LNH - Négociations - Malaise et tension s'installent

Les premiers moments de tension entourant les négociations pour la nouvelle convention collective dans la LNH sont survenus jeudi.

Comme les deux parties n'arrivent pas à s'entendre sur les éléments essentiels qui doivent être abordés, un certain malaise a fait son apparition.

En ce qui concerne Gary Bettman et Donald Fehr, ils ne s'assoiront pas à la même table de négociations avant la semaine prochaine

Après la rencontre de mercredi, au cours de laquelle la LNH a rejeté la proposition initiale de l'Association des joueurs (AJLNH), Fehr a quitté Toronto. Il s'est rendu à Chicago pour se réunir avec d'autres joueurs.

Le directeur de l'AJLNH prendra également part à une rencontre avec des joueurs à Kelowna, en Colombie-Britannique, avant de retourner à Toronto pour reprendre les discussions mercredi prochain.
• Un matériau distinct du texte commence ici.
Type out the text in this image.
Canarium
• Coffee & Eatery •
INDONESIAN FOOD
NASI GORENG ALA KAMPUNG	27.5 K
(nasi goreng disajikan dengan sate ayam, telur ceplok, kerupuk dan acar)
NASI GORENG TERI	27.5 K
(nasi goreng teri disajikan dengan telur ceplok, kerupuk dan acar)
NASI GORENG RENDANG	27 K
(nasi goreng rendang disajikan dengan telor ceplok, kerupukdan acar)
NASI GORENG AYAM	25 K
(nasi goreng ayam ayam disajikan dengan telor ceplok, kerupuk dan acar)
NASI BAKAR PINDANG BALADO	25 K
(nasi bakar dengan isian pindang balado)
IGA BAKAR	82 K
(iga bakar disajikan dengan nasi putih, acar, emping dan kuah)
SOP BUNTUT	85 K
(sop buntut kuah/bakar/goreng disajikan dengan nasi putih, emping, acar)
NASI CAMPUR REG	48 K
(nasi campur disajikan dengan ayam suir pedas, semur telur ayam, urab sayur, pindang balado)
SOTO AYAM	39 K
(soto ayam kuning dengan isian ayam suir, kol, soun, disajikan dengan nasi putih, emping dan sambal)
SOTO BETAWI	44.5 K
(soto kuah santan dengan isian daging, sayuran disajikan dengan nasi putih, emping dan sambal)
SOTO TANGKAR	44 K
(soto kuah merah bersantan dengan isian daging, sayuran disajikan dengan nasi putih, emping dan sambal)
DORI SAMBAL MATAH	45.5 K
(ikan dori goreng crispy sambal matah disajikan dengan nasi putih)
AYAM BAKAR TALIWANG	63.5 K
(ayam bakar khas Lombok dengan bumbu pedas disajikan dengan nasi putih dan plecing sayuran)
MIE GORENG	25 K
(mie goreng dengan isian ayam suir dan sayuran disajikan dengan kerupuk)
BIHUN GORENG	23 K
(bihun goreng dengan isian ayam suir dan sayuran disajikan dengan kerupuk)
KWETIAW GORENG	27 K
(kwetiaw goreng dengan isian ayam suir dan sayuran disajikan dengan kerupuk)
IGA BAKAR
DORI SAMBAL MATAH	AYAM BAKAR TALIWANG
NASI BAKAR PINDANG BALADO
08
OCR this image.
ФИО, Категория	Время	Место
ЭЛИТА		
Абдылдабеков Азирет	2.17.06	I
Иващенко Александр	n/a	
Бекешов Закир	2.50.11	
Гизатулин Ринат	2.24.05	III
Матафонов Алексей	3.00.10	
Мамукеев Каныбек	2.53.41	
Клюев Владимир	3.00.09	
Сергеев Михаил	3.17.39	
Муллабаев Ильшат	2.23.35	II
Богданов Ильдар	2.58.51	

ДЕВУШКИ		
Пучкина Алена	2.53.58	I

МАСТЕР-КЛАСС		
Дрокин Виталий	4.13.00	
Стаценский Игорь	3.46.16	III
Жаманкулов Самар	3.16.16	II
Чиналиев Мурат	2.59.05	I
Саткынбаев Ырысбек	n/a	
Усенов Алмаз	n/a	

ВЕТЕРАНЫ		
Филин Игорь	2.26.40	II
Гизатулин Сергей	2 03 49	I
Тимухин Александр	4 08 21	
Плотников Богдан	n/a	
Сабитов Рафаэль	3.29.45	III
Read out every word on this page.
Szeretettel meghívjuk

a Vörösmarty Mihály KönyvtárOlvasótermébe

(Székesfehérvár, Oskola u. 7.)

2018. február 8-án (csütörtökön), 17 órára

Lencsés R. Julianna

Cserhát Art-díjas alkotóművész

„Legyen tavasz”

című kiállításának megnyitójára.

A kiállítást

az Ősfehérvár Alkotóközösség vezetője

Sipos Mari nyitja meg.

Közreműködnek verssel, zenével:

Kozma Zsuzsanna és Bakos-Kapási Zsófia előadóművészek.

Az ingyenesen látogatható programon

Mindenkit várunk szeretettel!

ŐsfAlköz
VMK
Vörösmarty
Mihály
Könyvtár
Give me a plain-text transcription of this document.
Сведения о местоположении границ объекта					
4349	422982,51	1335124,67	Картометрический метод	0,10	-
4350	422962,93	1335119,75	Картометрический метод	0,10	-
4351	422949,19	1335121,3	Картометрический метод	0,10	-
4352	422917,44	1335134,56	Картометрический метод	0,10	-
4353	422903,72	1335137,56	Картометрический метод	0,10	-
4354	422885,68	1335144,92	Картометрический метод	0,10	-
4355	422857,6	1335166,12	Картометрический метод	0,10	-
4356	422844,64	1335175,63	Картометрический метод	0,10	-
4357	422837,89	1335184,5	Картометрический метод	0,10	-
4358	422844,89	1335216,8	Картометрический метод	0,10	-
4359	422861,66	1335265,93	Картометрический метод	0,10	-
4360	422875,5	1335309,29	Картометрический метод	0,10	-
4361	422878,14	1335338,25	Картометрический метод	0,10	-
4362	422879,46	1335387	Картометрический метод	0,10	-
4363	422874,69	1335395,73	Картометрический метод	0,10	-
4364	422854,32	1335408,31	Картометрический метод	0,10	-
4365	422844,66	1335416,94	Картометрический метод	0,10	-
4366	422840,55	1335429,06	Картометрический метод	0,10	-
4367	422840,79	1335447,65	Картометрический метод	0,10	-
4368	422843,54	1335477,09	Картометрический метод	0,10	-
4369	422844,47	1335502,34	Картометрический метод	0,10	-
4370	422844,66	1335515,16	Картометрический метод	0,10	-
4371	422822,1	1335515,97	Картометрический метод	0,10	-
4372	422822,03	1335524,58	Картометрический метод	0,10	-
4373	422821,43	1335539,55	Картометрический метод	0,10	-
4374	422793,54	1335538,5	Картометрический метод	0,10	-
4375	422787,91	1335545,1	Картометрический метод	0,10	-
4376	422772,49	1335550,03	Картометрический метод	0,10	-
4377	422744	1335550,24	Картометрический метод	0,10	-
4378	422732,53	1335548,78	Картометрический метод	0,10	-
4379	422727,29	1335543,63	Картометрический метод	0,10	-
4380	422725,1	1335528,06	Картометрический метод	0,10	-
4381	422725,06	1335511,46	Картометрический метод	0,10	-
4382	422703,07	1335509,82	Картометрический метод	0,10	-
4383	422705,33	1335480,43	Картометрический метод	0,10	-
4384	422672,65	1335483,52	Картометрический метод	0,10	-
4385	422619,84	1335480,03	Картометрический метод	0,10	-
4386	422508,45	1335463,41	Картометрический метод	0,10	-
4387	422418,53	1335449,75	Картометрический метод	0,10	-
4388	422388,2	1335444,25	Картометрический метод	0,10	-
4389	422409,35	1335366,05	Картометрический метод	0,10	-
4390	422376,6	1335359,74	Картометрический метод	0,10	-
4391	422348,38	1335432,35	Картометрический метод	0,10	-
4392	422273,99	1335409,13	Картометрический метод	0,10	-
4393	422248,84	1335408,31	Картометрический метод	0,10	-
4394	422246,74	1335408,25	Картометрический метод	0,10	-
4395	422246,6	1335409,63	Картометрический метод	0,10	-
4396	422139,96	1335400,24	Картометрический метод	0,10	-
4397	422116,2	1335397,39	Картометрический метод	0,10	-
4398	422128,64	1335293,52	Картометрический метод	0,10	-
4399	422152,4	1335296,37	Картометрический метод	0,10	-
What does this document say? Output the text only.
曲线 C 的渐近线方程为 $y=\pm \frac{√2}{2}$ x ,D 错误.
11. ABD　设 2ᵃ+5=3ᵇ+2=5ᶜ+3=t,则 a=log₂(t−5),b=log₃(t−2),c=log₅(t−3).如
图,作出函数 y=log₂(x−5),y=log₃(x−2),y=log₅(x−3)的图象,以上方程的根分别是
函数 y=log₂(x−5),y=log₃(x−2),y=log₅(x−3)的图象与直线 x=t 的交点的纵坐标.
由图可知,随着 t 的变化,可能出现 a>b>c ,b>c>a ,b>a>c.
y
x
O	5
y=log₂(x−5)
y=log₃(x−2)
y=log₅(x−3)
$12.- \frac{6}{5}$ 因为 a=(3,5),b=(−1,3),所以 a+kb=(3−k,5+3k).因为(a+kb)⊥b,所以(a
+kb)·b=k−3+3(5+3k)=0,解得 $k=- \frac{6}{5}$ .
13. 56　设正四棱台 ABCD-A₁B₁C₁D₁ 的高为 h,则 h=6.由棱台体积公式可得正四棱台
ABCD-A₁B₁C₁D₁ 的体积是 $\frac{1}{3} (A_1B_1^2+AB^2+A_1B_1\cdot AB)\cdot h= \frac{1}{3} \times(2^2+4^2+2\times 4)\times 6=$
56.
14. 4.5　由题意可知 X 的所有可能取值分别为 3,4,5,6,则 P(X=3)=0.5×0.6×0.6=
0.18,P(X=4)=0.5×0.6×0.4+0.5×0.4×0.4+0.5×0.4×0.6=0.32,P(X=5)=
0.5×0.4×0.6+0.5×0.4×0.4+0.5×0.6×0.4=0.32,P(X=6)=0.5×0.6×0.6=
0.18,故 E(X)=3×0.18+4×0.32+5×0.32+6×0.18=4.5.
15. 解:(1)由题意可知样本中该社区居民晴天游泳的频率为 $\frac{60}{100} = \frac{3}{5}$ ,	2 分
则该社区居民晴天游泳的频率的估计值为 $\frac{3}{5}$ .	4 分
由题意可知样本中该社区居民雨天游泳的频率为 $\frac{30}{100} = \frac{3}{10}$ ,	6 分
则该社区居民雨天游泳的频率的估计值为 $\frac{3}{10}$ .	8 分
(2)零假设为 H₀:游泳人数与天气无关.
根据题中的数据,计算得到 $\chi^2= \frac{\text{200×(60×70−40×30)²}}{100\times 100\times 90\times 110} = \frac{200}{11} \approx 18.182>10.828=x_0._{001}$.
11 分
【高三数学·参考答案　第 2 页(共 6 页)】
À ce moment-là, la ligue et l'Association des joueurs n'auront plus que 24 jours pour en arriver à une entente et éviter un lock-out. Par quoi commenceront-ils? Il y a très peu de points communs entre les propositions que les deux parties ont présentées, et personne ne semble prêt à céder.

« Les questions que nous devons régler maintenant, la façon dont nous allons les régler et leur gravité sont des éléments sur lesquels nous ne nous entendons pas encore », a dit Bettman mercredi.

Pendant ce temps, le monde du hockey n'a d'autre choix que d'attendre. Et on se prépare déjà au pire. Les Red Wings de Détroit ont annoncé jeudi qu'ils annulaient leur camp annuel des recrues prévu en septembre, en raison de l'incertitude au sujet de la convention collective.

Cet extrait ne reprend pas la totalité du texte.